I am still in shock at all the kindness of the forum for helping me to help cats and kittens.

I am still unpacking boxes but here are a few photo's for you.

Thank you so much, you have all saved me and the kittens and I am so greatful to you all.

Also have lots of toys and blankets kindly donated plus lovely warm snuggly beds that the kittens love, will post photo's of those tomorrow.

Thank you xxxxx


----------



## catcoonz (Aug 4, 2012)

plus more xx


----------



## Ceiling Kitty (Mar 7, 2010)

Awesome!  :thumbsup:


----------



## Mum to Missy (Aug 13, 2013)

That's amazing CC :thumbup:


----------



## Alisa25 (May 19, 2010)

Yay!
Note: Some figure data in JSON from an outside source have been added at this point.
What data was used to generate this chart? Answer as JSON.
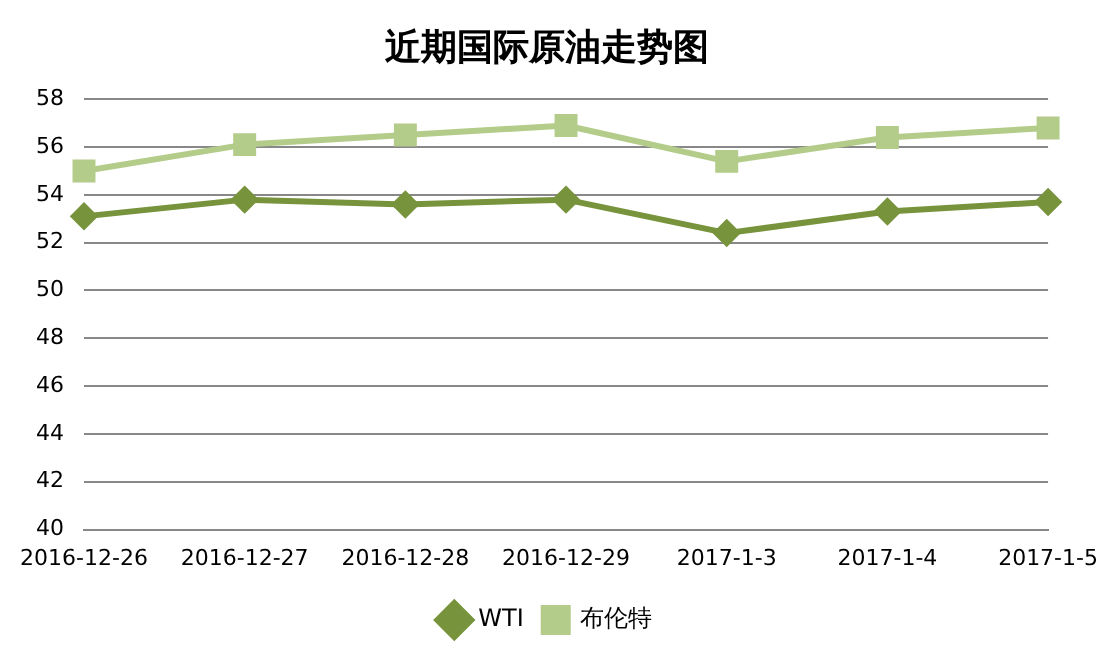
{
  "chart_data": {
    "type": "line",
    "title": "近期国际原油走势图",
    "categories": [
      "2016-12-26",
      "2016-12-27",
      "2016-12-28",
      "2016-12-29",
      "2017-1-3",
      "2017-1-4",
      "2017-1-5"
    ],
    "series": [
      {
        "name": "WTI",
        "color": "#77933c",
        "marker": "diamond",
        "values": [
          53.1,
          53.8,
          53.6,
          53.8,
          52.4,
          53.3,
          53.7
        ]
      },
      {
        "name": "布伦特",
        "color": "#b3cc8a",
        "marker": "square",
        "values": [
          55.0,
          56.1,
          56.5,
          56.9,
          55.4,
          56.4,
          56.8
        ]
      }
    ],
    "ylim": [
      40,
      58
    ],
    "yticks": [
      40,
      42,
      44,
      46,
      48,
      50,
      52,
      54,
      56,
      58
    ],
    "grid": "y",
    "legend": "bottom"
  }
}
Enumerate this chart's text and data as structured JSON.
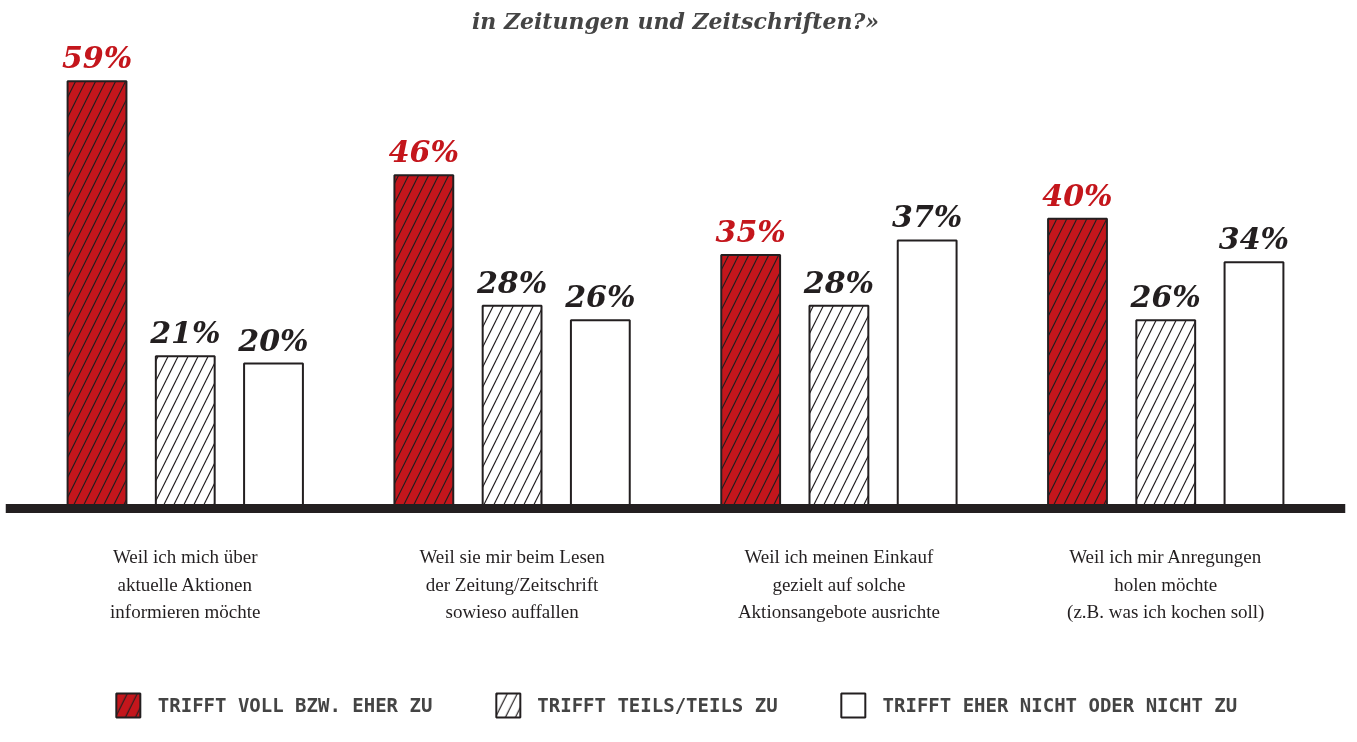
{
  "chart_data": {
    "type": "bar",
    "title": "in Zeitungen und Zeitschriften?»",
    "categories": [
      "Weil ich mich über\naktuelle Aktionen\ninformieren möchte",
      "Weil sie mir beim Lesen\nder Zeitung/Zeitschrift\nsowieso auffallen",
      "Weil ich meinen Einkauf\ngezielt auf solche\nAktionsangebote ausrichte",
      "Weil ich mir Anregungen\nholen möchte\n(z.B. was ich kochen soll)"
    ],
    "series": [
      {
        "name": "TRIFFT VOLL BZW. EHER ZU",
        "color": "#c4161c",
        "values": [
          59,
          46,
          35,
          40
        ],
        "value_labels": [
          "59%",
          "46%",
          "35%",
          "40%"
        ]
      },
      {
        "name": "TRIFFT TEILS/TEILS ZU",
        "color": "#ffffff",
        "values": [
          21,
          28,
          28,
          26
        ],
        "value_labels": [
          "21%",
          "28%",
          "28%",
          "26%"
        ]
      },
      {
        "name": "TRIFFT EHER NICHT ODER NICHT ZU",
        "color": "#ffffff",
        "values": [
          20,
          26,
          37,
          34
        ],
        "value_labels": [
          "20%",
          "26%",
          "37%",
          "34%"
        ]
      }
    ],
    "legend": "bottom",
    "grid": false
  }
}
Oh I love seeing this! :thumbup:

People on this forum have donated so much! :smile:


----------



## huckybuck (Jan 17, 2014)

I love seeing this too!!! Hope it continues


----------



## jaycee05 (Sep 24, 2012)

So plessed you are going to be able to carry on helping these poor cats and kittens,


----------



## JaimeandBree (Jan 28, 2014)

Brilliant ! I hope you have a lot of storage space  xxx


----------



## Ang2 (Jun 15, 2012)

Do let us know when supplies are running low. I'll be sending the same again xx


----------



## Maiaetta (Jul 3, 2014)

Do you have an amazon wish list? Think it's amazing what you do and would like to send a wee thing as gratitude.


----------